Il fait valoir qu’il a ordonné la délivrance du visa sollicité.


Vu les autres pièces du dossier.

Vu le code de justice administrative.




Considérant ce qui suit :

Aux termes de l’article R. 222-1 du code de justice administrative : « Les présidents de tribunal administratif (…), les premiers vice-présidents des tribunaux (…) et les présidents de formation de jugement des tribunaux (...) peuvent, par ordonnance : (…) 3 Constater qu’il n’y a pas lieu de statuer sur une requête (…) 5° Statuer sur les requêtes qui ne présentent plus à juger de questions autres que la condamnation prévue à l’article L. 761-1 ou la charge des dépens (…) ».

Il ressort des pièces du dossier que postérieurement à l’introduction de la requête, l’autorité consulaire française à Colombo a délivré, le 23 octobre 2025, le visa sollicité à M. B.... Dans ces conditions, les conclusions de M. B... aux fins d’annulation et d’injonction sous astreinte sont devenues sans objet. Dès lors, il n’y a pas lieu d’y statuer.

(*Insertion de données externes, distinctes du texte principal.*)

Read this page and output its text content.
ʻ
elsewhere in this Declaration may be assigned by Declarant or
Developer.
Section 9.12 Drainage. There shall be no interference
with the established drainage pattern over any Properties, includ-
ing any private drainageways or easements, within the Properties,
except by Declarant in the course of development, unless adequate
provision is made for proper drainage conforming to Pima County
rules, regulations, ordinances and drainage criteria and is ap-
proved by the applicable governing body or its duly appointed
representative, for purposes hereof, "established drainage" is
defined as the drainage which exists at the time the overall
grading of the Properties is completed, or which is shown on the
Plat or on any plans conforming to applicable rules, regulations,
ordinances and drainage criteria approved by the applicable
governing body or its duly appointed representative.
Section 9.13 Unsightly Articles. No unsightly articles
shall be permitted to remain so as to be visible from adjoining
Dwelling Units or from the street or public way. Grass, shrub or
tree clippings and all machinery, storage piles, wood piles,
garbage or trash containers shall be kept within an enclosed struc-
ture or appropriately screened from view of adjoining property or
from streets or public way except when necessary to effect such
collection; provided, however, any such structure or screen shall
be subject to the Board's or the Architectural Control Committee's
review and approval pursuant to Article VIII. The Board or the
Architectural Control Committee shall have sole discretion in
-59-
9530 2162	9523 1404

Il y a lieu, dans les circonstances de l’espèce, de mettre à la charge de l’Etat la somme de 500 euros au titre des frais exposés par M. B... et non compris dans les dépens.


O R D O N N E :


Article 1er : Il n’y a pas lieu de statuer sur les conclusions de M. B... aux fins d’annulation et d’injonction sous astreinte.

Article 2 : L’Etat versera à M. B... la somme de 500 (cinq cents) euros au titre de l’article L. 761-1 du code de justice administrative.

Article 3 : La présente ordonnance sera notifiée à M. A... B... et au ministre de l'intérieur.


Fait à Nantes, le 21 novembre 2025.
La présidente,





V. POUPINEAU

La République mande et ordonne au ministre de l’intérieur en ce qui le concerne ou à tous commissaires de justice à ce requis en ce qui concerne les voies de droit commun contre les parties privées, de pourvoir à l’exécution de la présente décision.